An analysis of the 105 Caddo non-split precincts for the city by race and party registration shows why Tyler won a dominant 43 percent of the vote and Provenza edged out Williams for the runoff. For his fusionist coalition to succeed, Williams needed to come close to matching Tyler in black vote and do better than her among the white and Republican segments. He accomplished none of that: in the 21 precincts where at least 94 percent of the registrants were black, Tyler doubled up on his number with 60 percent of that vote, while among the five that were at least 94 percent white registration, she slightly better than doubled him up with 27 percent of that vote. For her part, Provenza got about 53 percent of the vote in the near-all-white precincts, but only 1 percent in the near-all-black precincts.

Analyzing proportion of the vote by proportions of white and black registrants and of Democrats and Republican registrants, the equations were the same for the Williams and Tyler votes: the lower the proportion of whites and the higher the proportion of Republicans, the higher the proportion of the vote each received – black and Democrat proportions where being split almost solely by them, so these exhibited no relationship with their vote proportions. These significant relationships are expected when a fusionist coalition is being built – except that Tyler did a better job of getting more such votes within and across the racial spectrum. In the final analysis, she proved to be the genuine fusionist candidate, which may have been telegraphed in the weeks leading up to the election by the patterns of donors to each campaign.

The analysis of Provenza’s vote showed her proportion varied with all four variables significantly, where by precinct that rose as did the proportions of whites and blacks and where the proportions of Democrats and Republicans fell. Keeping in mind each of these relationships is observed holding the other three factors constant, this means she tended to get disproportionately those less attached to the major political parties, including white Democrats who normally vote Republican, and from other races. It appears many Republicans threw in their lots with Tyler or Williams, especially the former.

Which signals that Tyler serves as the prohibitive favorite in the December runoff. Already besting Provenza by 18 points in the general election, she is likely to go well over 60 percent by winning almost every black vote and a noticeable chunk of the white vote. Whether the latter will be higher than in the general election is uncertain – chances are turnout won’t be too much lower given the heated U.S. Senate contest at the top of the ballot, but Williams’ white and Republican support might be too disillusioned to support his main rival in a runoff – but it should be more than adequate to carry her to victory.
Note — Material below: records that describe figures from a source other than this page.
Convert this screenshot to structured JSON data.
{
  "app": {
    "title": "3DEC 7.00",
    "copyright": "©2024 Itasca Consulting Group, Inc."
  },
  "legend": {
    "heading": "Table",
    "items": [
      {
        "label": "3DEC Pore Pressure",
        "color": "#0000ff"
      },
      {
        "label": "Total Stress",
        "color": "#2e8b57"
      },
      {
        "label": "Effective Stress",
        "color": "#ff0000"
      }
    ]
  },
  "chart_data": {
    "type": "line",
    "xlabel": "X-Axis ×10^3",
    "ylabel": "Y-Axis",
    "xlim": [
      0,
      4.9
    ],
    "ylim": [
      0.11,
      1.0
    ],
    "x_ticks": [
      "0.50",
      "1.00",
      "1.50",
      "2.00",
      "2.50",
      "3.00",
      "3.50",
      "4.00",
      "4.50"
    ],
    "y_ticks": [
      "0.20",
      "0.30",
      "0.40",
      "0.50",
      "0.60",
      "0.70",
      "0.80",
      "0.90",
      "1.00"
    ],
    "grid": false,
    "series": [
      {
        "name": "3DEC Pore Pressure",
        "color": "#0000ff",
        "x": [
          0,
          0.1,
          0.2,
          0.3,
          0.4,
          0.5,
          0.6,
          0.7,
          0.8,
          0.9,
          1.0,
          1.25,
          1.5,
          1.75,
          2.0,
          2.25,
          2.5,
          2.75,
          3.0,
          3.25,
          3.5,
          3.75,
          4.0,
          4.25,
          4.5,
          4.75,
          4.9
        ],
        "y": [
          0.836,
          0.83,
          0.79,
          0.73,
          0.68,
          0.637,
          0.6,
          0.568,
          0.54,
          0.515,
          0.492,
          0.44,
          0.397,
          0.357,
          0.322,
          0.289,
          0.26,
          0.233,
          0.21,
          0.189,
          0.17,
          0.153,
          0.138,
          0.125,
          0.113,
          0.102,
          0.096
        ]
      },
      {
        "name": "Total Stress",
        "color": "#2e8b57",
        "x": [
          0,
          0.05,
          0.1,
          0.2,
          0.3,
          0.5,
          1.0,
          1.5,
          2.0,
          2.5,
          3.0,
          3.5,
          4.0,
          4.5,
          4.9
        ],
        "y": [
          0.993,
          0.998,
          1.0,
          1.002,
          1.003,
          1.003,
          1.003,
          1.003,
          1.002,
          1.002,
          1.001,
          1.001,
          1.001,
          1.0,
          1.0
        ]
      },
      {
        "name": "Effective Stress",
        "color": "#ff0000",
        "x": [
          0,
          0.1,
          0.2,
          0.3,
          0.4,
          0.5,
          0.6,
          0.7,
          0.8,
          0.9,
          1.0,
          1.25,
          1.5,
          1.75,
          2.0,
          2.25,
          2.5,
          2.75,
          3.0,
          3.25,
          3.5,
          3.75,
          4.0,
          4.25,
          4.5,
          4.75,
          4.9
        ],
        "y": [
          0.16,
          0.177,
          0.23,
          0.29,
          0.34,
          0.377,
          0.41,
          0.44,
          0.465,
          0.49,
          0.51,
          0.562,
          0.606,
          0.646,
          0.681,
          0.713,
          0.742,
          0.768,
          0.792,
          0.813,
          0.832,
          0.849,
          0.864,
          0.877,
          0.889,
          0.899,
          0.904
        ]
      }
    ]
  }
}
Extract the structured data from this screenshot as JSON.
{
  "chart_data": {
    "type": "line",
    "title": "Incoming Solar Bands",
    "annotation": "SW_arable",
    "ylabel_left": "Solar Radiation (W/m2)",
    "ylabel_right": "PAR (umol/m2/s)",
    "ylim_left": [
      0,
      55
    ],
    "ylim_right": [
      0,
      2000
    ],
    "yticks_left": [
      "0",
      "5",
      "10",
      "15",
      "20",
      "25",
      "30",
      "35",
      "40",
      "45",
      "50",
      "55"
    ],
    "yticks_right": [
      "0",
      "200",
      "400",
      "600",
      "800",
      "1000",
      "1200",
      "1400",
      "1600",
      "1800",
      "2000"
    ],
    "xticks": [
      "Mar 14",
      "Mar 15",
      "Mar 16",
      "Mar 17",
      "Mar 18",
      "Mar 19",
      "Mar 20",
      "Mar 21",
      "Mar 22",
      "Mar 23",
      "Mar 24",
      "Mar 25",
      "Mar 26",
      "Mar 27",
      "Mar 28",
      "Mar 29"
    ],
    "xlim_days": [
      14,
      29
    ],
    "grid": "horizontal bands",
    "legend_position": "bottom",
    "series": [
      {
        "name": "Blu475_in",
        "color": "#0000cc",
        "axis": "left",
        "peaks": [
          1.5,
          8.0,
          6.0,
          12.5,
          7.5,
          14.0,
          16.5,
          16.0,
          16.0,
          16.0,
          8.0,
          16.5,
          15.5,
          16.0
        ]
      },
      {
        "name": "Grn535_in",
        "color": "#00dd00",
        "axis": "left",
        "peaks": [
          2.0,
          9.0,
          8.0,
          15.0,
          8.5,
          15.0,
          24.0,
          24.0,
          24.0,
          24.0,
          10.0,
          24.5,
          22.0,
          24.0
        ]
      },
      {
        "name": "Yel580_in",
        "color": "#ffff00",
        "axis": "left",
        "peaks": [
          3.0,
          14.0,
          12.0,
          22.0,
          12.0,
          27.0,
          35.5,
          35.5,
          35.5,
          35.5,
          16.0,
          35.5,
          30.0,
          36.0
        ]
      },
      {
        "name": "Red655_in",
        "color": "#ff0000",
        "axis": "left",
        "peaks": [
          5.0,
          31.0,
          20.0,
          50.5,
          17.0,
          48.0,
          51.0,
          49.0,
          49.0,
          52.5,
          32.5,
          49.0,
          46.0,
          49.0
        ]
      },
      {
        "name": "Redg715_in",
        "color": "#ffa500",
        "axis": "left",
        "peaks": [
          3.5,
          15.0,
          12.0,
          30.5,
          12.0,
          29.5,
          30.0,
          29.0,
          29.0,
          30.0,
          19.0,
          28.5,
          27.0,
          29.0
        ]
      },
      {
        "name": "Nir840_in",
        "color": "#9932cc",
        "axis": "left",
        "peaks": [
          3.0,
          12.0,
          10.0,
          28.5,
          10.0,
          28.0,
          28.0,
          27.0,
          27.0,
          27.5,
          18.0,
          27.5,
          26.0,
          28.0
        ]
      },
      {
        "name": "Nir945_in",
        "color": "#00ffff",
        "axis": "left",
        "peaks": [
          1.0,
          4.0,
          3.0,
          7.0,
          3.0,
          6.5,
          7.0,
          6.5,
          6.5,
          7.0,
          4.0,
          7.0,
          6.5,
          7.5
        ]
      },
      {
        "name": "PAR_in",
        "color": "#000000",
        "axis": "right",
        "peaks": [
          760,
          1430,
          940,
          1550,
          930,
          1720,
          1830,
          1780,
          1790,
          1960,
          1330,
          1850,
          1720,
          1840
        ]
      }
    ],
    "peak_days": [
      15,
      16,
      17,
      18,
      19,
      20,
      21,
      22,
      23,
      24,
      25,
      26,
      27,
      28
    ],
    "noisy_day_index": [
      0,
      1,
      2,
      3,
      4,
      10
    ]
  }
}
One truism did prevail in this campaign: the candidate that did the best job of constructing a fusionist grouping would win. Tyler looks likely to turn out to be that candidate.

1 comment:

Anonymous said...

Jeff, an excellent analysis! I was surprised to see Ollie Tyler's number of votes in Broadmoor's precincts. You are right on with Tyler getting 60% or more of the vote in the Dec. 6 run-off. Bet Victoria Provenza is already planning her return to Colorado.